Tehran. Tel Aviv, and Toledo
Imagine if the neo-Nazi inbreds who recently staged a "protest" in Toledo, Ohio were in control of a large nation with buckets of money from oil wealth. Imagine if they had cash-strapped neighbors who are willing to sell them assets from their former days of superpower glory - surface-to-air missles, for example. Imagine if the fat, pink race-haters were building a nuclear bomb.
If the neo-Nazis were on the verge of atomic capability I have faith that the streets of Ann Arbor and Madison would be filled with organic coffee shop owners and post-structuralist lit professors demanding that we forego diplomacy in favor of JDAMs and Marines. Blue and red states alike might be in agreement that such mixed-up, angry boys should not be in possession of nuclear toys, and the double-wide in which the white supremacists were processing uranium would quickly be reduced to smoldering rubble.
So how do we handle Iranian leader Mahmoud Ahmadinejad, who just annouced the Holocaust is a myth? He could have merely claimed that Europe's guilt in the aftermath of World War Two has caused trouble in the Middle East, notably for the Palestinians. But he had to go that extra mile and prove to everybody that the ruling cabal of Iranian mullahs are indeed exactly as advertised by American neocons - a bunch of dangerous and delusional extremists who consider world opinion irrelevant and may soon have nukes.
So everybody flipped out - inlcuding the Israelis, who noted that the distance between Tel Aviv and Tehran is 2000 kilometers - an observation which comes on the heels of their recent, highly publicized tests of the Arrow missle defense system.

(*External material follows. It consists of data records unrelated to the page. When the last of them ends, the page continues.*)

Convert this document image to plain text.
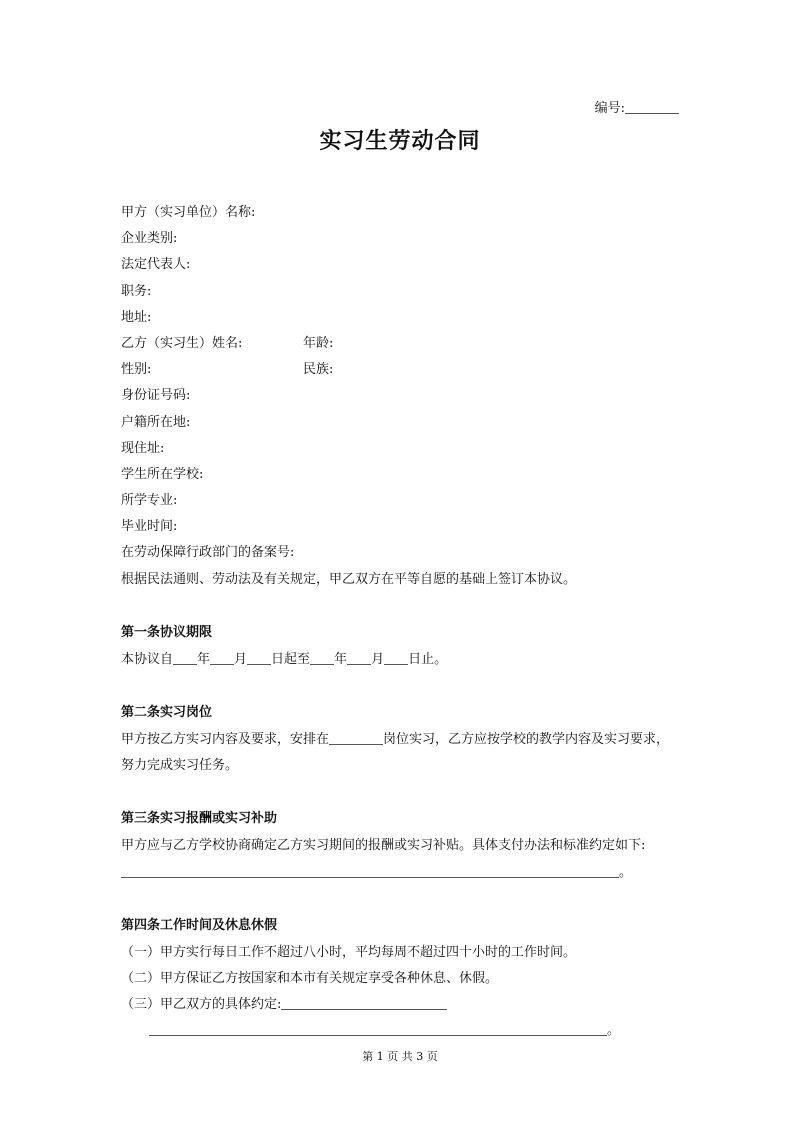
编号:
实习生劳动合同
甲方（实习单位）名称:
企业类别:
法定代表人:
职务:
地址:
乙方（实习生）姓名:	年龄:
性别:	民族:
身份证号码:
户籍所在地:
现住址:
学生所在学校:
所学专业:
毕业时间:
在劳动保障行政部门的备案号:
根据民法通则、劳动法及有关规定，甲乙双方在平等自愿的基础上签订本协议。
第一条协议期限
本协议自 年 月 日起至 年 月 日止。
第二条实习岗位
甲方按乙方实习内容及要求，安排在	岗位实习，乙方应按学校的教学内容及实习要求，
努力完成实习任务。
第三条实习报酬或实习补助
甲方应与乙方学校协商确定乙方实习期间的报酬或实习补贴。具体支付办法和标准约定如下:
。
第四条工作时间及休息休假
（一）甲方实行每日工作不超过八小时，平均每周不超过四十小时的工作时间。
（二）甲方保证乙方按国家和本市有关规定享受各种休息、休假。
（三）甲乙双方的具体约定:
。
第 1 页 共 3 页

And the German Minister went so far as to claim - brace yourself - that Ahmadinejad's outrageous remarks "may weigh on our bilateral relations" - a rejoinder which, we hope, sounds a little bit more stern in the original German.

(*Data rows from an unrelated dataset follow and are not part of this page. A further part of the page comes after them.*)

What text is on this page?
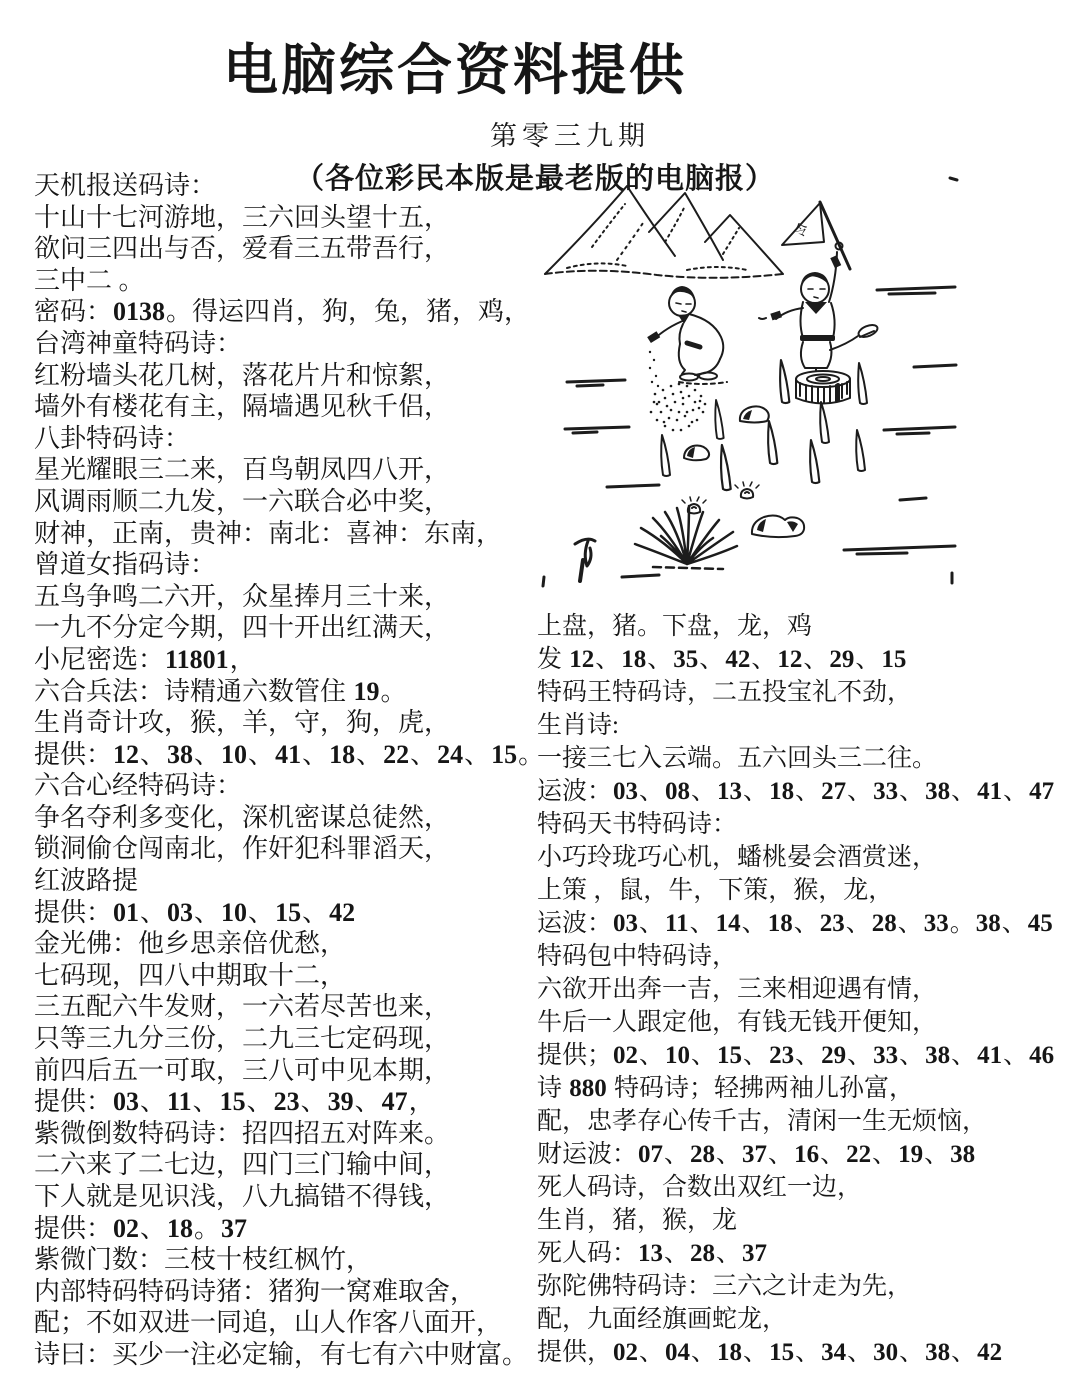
电脑综合资料提供
第零三九期
（各位彩民本版是最老版的电脑报）
令
天机报送码诗：
十山十七河游地，三六回头望十五，
欲问三四出与否，爱看三五带吾行，
三中二 。
密码：0138。得运四肖，狗，兔，猪，鸡，
台湾神童特码诗：
红粉墙头花几树，落花片片和惊絮，
墙外有楼花有主，隔墙遇见秋千侣，
八卦特码诗：
星光耀眼三二来，百鸟朝凤四八开，
风调雨顺二九发，一六联合必中奖，
财神，正南，贵神：南北：喜神：东南，
曾道女指码诗：
五鸟争鸣二六开，众星捧月三十来，
一九不分定今期，四十开出红满天，
小尼密选：11801，
六合兵法：诗精通六数管住 19。
生肖奇计攻，猴，羊，守，狗，虎，
提供：12、38、10、41、18、22、24、15。
六合心经特码诗：
争名夺利多变化，深机密谋总徒然，
锁洞偷仓闯南北，作奸犯科罪滔天，
红波路提
提供：01、03、10、15、42
金光佛：他乡思亲倍优愁，
七码现，四八中期取十二，
三五配六牛发财，一六若尽苦也来，
只等三九分三份，二九三七定码现，
前四后五一可取，三八可中见本期，
提供：03、11、15、23、39、47，
紫微倒数特码诗：招四招五对阵来。
二六来了二七边，四门三门输中间，
下人就是见识浅，八九搞错不得钱，
提供：02、18。37
紫微门数：三枝十枝红枫竹，
内部特码特码诗猪：猪狗一窝难取舍，
配；不如双进一同追，山人作客八面开，
诗曰：买少一注必定输，有七有六中财富。
上盘，猪。下盘，龙，鸡
发 12、18、35、42、12、29、15
特码王特码诗，二五投宝礼不劲，
生肖诗:
一接三七入云端。五六回头三二往。
运波：03、08、13、18、27、33、38、41、47
特码天书特码诗：
小巧玲珑巧心机，蟠桃晏会酒赏迷，
上策 ，鼠，牛，下策，猴，龙，
运波：03、11、14、18、23、28、33。38、45
特码包中特码诗，
六欲开出奔一吉，三来相迎遇有情，
牛后一人跟定他，有钱无钱开便知，
提供；02、10、15、23、29、33、38、41、46
诗 880 特码诗；轻拂两袖儿孙富，
配，忠孝存心传千古，清闲一生无烦恼，
财运波：07、28、37、16、22、19、38
死人码诗，合数出双红一边，
生肖，猪，猴，龙
死人码：13、28、37
弥陀佛特码诗：三六之计走为先，
配，九面经旗画蛇龙，
提供，02、04、18、15、34、30、38、42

Bona fide jackasses like Ahmadinejad do exist in the world. Are we forced to choose between Donald Rumsfeld and Noam Chomsky when it comes to dealing with them? Because I can tell you which approach the public will ultimately endorse when it comes to practical conflict. Let's hope the question is made moot by the cosmopolitan and trade-friendly middle class Iranians who feel warmly towards the West. These people are hardly extremists, and reports claim they've had it with the mullahs.
The time might be ripe for another Iranian Revolution.